Now, the team found that human cells lacking TSC genes were vulnerable to chemotherapeutic attack because they couldn't activate a major line of defense mediated by the Nuclear Factor kappa B, known as NF-kB, which triggers both inflammatory and survival responses by inducing transcription of specific genes.
Not only did this explain why TSC null cells are vulnerable to insult, but it also provided biochemical evidence that there is crosstalk between two survival mechanisms. The findings show for the first time that the TSC complex can regulate the NF-kB signaling cascade.

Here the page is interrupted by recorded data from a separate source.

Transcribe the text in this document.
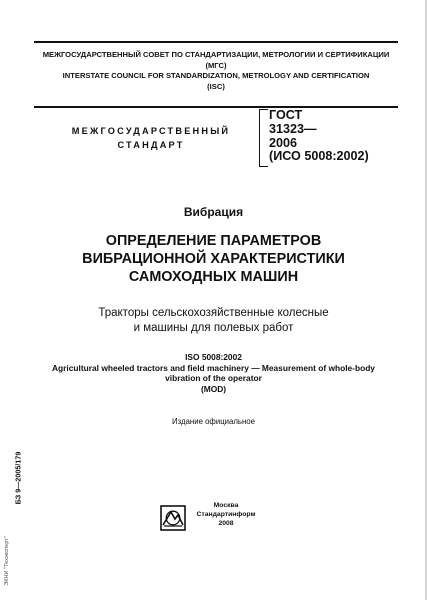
МЕЖГОСУДАРСТВЕННЫЙ СОВЕТ ПО СТАНДАРТИЗАЦИИ, МЕТРОЛОГИИ И СЕРТИФИКАЦИИ
(МГС)
INTERSTATE COUNCIL FOR STANDARDIZATION, METROLOGY AND CERTIFICATION
(ISC)
МЕЖГОСУДАРСТВЕННЫЙ
СТАНДАРТ
ГОСТ
31323—
2006
(ИСО 5008:2002)
Вибрация
ОПРЕДЕЛЕНИЕ ПАРАМЕТРОВ
ВИБРАЦИОННОЙ ХАРАКТЕРИСТИКИ
САМОХОДНЫХ МАШИН
Тракторы сельскохозяйственные колесные
и машины для полевых работ
ISO 5008:2002
Agricultural wheeled tractors and field machinery — Measurement of whole-body
vibration of the operator
(MOD)
Издание официальное
БЗ 9—2005/179
ЭКНИ "Техэксперт"
Москва
Стандартинформ
2008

The experiments also explained a paradox: TSC null cells treated with rapamycin actually survived cellular insult better than untreated cells-a highly inauspicious outcome if the goal is to kill cancer cells. By increasing NF-kB activity in the TSC null cells when they were exposed to chemotherapeutic drugs.
Rapamycin, an immunosuppressant used to block organ rejection after transplants, also inactivates proteins stimulating cell division and in clinical trials has been combined with other drugs to halt cancer cell growth.
But to cancer cells, rapamycin is both friend and foe. "Rapamycin is not as successful as initially expected in treating cancer," explains Ghosh. "Instead of killing cells, you end up triggering a survival response in them." This study, however, suggests that taking NF-kB out of the game would make rapamycin less "friendly."
A major problem of chemotherapy is that sooner or later cancer cells develop resistance, which requires higher and higher doses of chemotherapeutics. Rapamycin-mediated killing of cancer cells could be increased by inhibiting the function of NF-kB proteins.
So, how does all this apply to our work as hypnotherapists? Let's help our clients by visualizing the cancer cells just giving up! Talk to the proteins and let them just stop stimulating unwanted cell growth. Let those cancer cells just stop fighting back.